Eintrittspreise im Netphener Freizeitpark N-Flow werden wohl teurer

Die einen sagen immer noch Freizeitpark, die anderen verwenden die Namens-Neuschöpfung N-Flow – wohl auch eine Altersfrage. Der große Vorteil der Anlage ist, dass sie für alle etwas bietet. Trampoline für die Jungen, Schwimmen und Sauna für die Älteren, die klassische Mucki-Bude für die Fitten und das schonendere Physio Aktiv für die Älteren, verbunden mit Reha-Angeboten durch Physiotherapeuten.
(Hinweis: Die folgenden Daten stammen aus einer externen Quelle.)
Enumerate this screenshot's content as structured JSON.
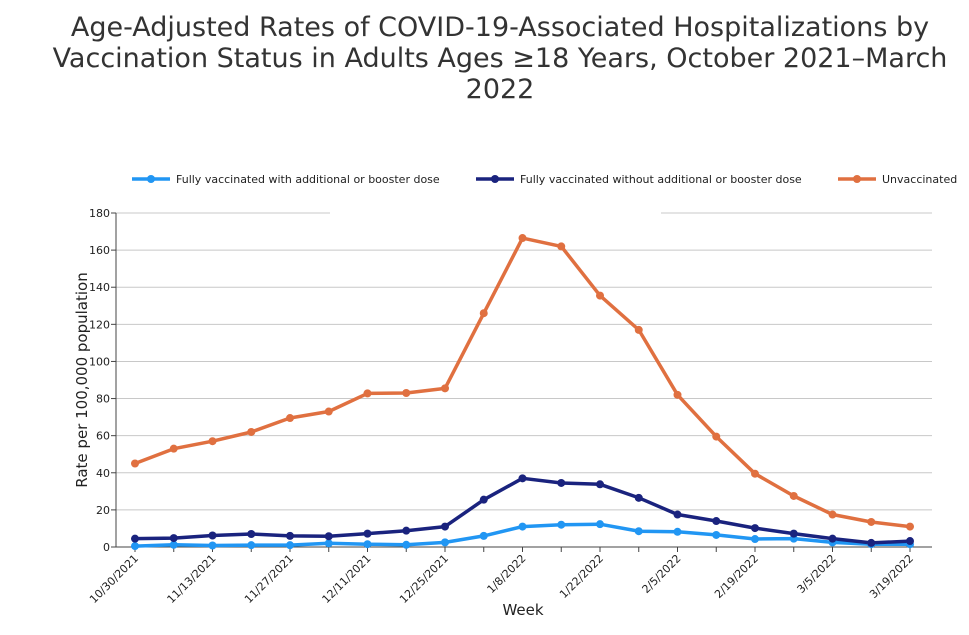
{
  "chart_data": {
    "type": "line",
    "title": "Age-Adjusted Rates of COVID-19-Associated Hospitalizations by Vaccination Status in Adults Ages ≥18 Years, October 2021–March 2022",
    "xlabel": "Week",
    "ylabel": "Rate per 100,000 population",
    "ylim": [
      0,
      180
    ],
    "yticks": [
      "0",
      "20",
      "40",
      "60",
      "80",
      "100",
      "120",
      "140",
      "160",
      "180"
    ],
    "x": [
      "10/30/2021",
      "11/6/2021",
      "11/13/2021",
      "11/20/2021",
      "11/27/2021",
      "12/4/2021",
      "12/11/2021",
      "12/18/2021",
      "12/25/2021",
      "1/1/2022",
      "1/8/2022",
      "1/15/2022",
      "1/22/2022",
      "1/29/2022",
      "2/5/2022",
      "2/12/2022",
      "2/19/2022",
      "2/26/2022",
      "3/5/2022",
      "3/12/2022",
      "3/19/2022"
    ],
    "xtick_labels": [
      "10/30/2021",
      "11/13/2021",
      "11/27/2021",
      "12/11/2021",
      "12/25/2021",
      "1/8/2022",
      "1/22/2022",
      "2/5/2022",
      "2/19/2022",
      "3/5/2022",
      "3/19/2022"
    ],
    "grid": true,
    "legend_position": "top",
    "series": [
      {
        "name": "Fully vaccinated with additional or booster dose",
        "color": "#2196f3",
        "values": [
          0.5,
          1.2,
          0.8,
          1.0,
          1.0,
          2.0,
          1.5,
          1.2,
          2.5,
          6.0,
          11.0,
          12.0,
          12.3,
          8.5,
          8.2,
          6.5,
          4.3,
          4.5,
          2.5,
          1.5,
          1.5
        ]
      },
      {
        "name": "Fully vaccinated without additional or booster dose",
        "color": "#1a237e",
        "values": [
          4.5,
          4.8,
          6.2,
          7.0,
          6.0,
          5.8,
          7.2,
          8.8,
          11.0,
          25.5,
          37.0,
          34.5,
          33.8,
          26.5,
          17.5,
          14.0,
          10.2,
          7.2,
          4.5,
          2.2,
          3.2
        ]
      },
      {
        "name": "Unvaccinated",
        "color": "#e07040",
        "values": [
          45.0,
          53.0,
          57.0,
          62.0,
          69.5,
          73.0,
          82.8,
          83.0,
          85.5,
          126.0,
          166.5,
          162.0,
          135.5,
          117.0,
          82.0,
          59.5,
          39.5,
          27.5,
          17.5,
          13.5,
          11.0
        ]
      }
    ]
  }
}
Das Spektrum ist in jeder Hinsicht riesig: von der Verweilatmosphäre im Physio, wo Obst gereicht wird und Zeitungen ausliegen, bis zur Freibadwiese, auf der es lebhafter zugehen kann. Nein, betont Michael Niederkorn, nicht die spektakulären Rauferein wie im Großstadtmilieu. „Ich bin froh, dass wir noch nicht die Polizei holen mussten.“ Aber über einen Sicherheitsdienst, zumindest für die besucherstärksten Zeiten, denkt er schon nach. Und über flächendeckendes WLAN, sozusagen das Pendant zum gedruckten Medium oben in der Lounge.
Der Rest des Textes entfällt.